IGOR FERNÁNDEZ
PSICOLOGÍA

Dentro de mí

Dentro de mí somos muchos, podría decir, y no hace falta tener doble personalidad, ni un trastorno de corte psicótico para afirmar algo así. No es necesario llegar a usar la ideación más fantasiosa ni referirse al amigo imaginario de una niña. En nuestra mente, aunque estemos solos o solas, nos relacionamos con toda una suerte de personas significativas, de nuestra vida presente y pasada, cuya imagen permanece en nosotros. Y lo hace no solo como una pintura para ser observada, un retrato o una película que se proyecta y de la cual somos espectadores pasivos. Vamos más allá y pensamos en ellas, les hablamos –y nos responden–, anticipamos sus reacciones, fantaseamos con lo que nos dirían o harían si estuvieran con nosotros o si vieran por ese agujerito mágico lo que estamos haciendo.

Quizá si lo ponemos en estos términos esa muchedumbre mental nos suene más familiar. No se trata de que en nosotros habiten las personas reales, evidentemente, ni siquiera su representación “objetivamente” fidedigna, sino más bien una condensación de la vida emocional con esas personas, del vínculo con ellas a lo largo del tiempo, de la historia. Ya desde pequeñitos creamos esta capacidad para fijar la presencia de los otros en la mente, como una manera de extender su presencia real a los momentos en los que esa persona importante, imprescindible, no está. Hacemos algo maravilloso: creamos y proyectamos la primera realidad virtual, la más potente, tridimensional y envolvente, construimos la presencia del otro a medida de nuestras necesidades. Una niña pequeña puede recordar y “ver” con la mente a su madre o a su padre cuando no estén, sintiendo su compañía, la pertenencia a esa relación, sin la necesidad de la fisicidad.
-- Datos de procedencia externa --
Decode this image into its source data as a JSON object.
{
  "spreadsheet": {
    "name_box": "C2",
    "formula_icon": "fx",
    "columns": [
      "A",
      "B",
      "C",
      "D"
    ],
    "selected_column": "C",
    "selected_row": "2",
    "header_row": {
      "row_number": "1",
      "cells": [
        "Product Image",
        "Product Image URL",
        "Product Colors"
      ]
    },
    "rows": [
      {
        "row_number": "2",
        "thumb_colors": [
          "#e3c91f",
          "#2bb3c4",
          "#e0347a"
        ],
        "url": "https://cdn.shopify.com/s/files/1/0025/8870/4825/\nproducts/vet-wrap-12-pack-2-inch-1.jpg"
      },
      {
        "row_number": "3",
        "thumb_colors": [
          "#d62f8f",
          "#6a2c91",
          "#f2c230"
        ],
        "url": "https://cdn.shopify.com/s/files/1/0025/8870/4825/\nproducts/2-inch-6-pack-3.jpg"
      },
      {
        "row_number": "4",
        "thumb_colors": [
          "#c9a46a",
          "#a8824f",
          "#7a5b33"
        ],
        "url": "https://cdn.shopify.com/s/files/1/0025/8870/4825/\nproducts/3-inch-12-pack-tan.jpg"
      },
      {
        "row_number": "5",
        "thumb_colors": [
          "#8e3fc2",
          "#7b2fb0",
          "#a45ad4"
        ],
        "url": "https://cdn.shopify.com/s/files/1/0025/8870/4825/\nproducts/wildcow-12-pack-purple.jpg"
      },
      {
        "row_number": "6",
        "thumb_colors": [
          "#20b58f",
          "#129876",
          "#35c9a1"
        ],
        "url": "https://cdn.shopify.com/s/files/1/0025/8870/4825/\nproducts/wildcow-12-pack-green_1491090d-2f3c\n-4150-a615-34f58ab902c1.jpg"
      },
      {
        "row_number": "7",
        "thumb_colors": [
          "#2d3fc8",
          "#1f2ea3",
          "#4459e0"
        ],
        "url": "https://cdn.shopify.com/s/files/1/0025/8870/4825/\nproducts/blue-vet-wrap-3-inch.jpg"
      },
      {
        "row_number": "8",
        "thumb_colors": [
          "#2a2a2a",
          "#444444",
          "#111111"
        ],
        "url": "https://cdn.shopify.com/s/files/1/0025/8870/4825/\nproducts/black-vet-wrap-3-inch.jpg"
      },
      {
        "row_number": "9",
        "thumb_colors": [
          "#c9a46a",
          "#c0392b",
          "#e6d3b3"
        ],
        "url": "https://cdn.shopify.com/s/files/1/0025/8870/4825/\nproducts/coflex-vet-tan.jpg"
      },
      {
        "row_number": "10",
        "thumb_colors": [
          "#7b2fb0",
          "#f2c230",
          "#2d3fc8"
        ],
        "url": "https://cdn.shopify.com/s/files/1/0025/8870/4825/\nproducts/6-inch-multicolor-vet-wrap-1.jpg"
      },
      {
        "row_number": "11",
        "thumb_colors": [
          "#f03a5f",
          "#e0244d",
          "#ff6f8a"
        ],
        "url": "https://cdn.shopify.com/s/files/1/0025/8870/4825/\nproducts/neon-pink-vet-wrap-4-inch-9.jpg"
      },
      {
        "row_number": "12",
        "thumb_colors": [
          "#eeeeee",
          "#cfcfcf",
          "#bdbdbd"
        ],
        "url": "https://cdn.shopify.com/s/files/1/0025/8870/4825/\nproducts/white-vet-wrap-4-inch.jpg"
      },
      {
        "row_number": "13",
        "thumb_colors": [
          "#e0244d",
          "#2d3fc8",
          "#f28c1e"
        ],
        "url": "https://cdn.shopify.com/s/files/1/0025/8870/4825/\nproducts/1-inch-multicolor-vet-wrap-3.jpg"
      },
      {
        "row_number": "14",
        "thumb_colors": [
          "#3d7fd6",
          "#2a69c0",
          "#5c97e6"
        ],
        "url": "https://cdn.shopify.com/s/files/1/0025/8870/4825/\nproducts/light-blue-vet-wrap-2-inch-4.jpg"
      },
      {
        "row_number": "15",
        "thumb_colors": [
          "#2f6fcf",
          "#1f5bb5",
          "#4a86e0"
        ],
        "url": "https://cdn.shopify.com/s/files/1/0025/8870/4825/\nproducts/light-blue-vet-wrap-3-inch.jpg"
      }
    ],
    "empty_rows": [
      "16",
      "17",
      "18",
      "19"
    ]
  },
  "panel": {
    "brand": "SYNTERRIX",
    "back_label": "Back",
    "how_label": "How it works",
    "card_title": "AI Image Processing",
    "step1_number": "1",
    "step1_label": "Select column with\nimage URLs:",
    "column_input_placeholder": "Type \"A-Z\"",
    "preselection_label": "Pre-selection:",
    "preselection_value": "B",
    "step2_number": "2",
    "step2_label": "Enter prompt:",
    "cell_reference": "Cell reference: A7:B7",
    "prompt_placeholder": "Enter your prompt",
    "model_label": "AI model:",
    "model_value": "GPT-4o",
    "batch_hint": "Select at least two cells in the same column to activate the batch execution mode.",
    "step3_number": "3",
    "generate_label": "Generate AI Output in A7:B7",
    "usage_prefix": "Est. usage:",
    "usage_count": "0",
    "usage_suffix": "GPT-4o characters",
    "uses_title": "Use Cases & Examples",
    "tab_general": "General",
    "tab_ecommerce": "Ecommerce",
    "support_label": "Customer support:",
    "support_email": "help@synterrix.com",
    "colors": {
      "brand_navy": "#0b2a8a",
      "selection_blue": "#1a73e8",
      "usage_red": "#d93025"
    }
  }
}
Esto probablemente sea una prueba de lo importante que son las relaciones para nosotros como individuos y como especie, ya que hemos tenido que desarrollar un grupo virtual que nos acompañe. O varios. Si hacemos recuento de los grupos a los que pertenecemos, con sus reglas y su cultura, no son pocos. Incluso aunque esa pertenencia no nos guste e incluso nos desquicie, reaccionamos a ellos en nuestra mente y después hacia el exterior. Nuestro aspecto físico, nuestra apariencia, nos define como pertenecientes a unos grupos y como excluidos de otros; la sola simbolización a través de un “uniforme” nos rodea virtualmente de nuestro grupo y sentimos su fuerza, su apoyo, o su presión y sus mandatos. Y reaccionamos a ellos. También llevamos en el recuerdo a quienes ya no están, y sobreviven en nosotros de algún modo a través de lo que hacemos, para bien y para mal.

Pongamos, por ejemplo, cómo una familia que ha tenido que pelear por salir adelante, medir hasta el último gasto, privarse de todo, transmite esta necesidad de esforzarse en la vida a sus hijos. Lo hará de muchas maneras, con frases explícitas pero también a través de esa condensación de miles de miradas y de posturas físicas que, sin la necesidad de la palabra, quedan fijadas en una sola imagen. Pero, también, si hubiéramos tenido que vivir en una familia así, pronto habríamos fijado en nosotros un comportamiento en sintonía, una precaución y medida análoga a la del resto de la familia. Años más tarde, con nuestro trabajo bien establecido, con nuestras comodidades, puede que recordemos en lo referente al dinero que es muy duro conseguirlo, que hay que esforzarse por vigilar hasta el gasto más ínfimo. Nuestra descendencia recibirá entonces los efectos de aquella carencia de sus abuelos, pero no los hechos, ni las posibles alternativas y podemos invitarles, sin darnos cuenta, a aquella actitud sufriente y esforzada, sin que sepan por qué ni para qué. Simplemente la vida es así.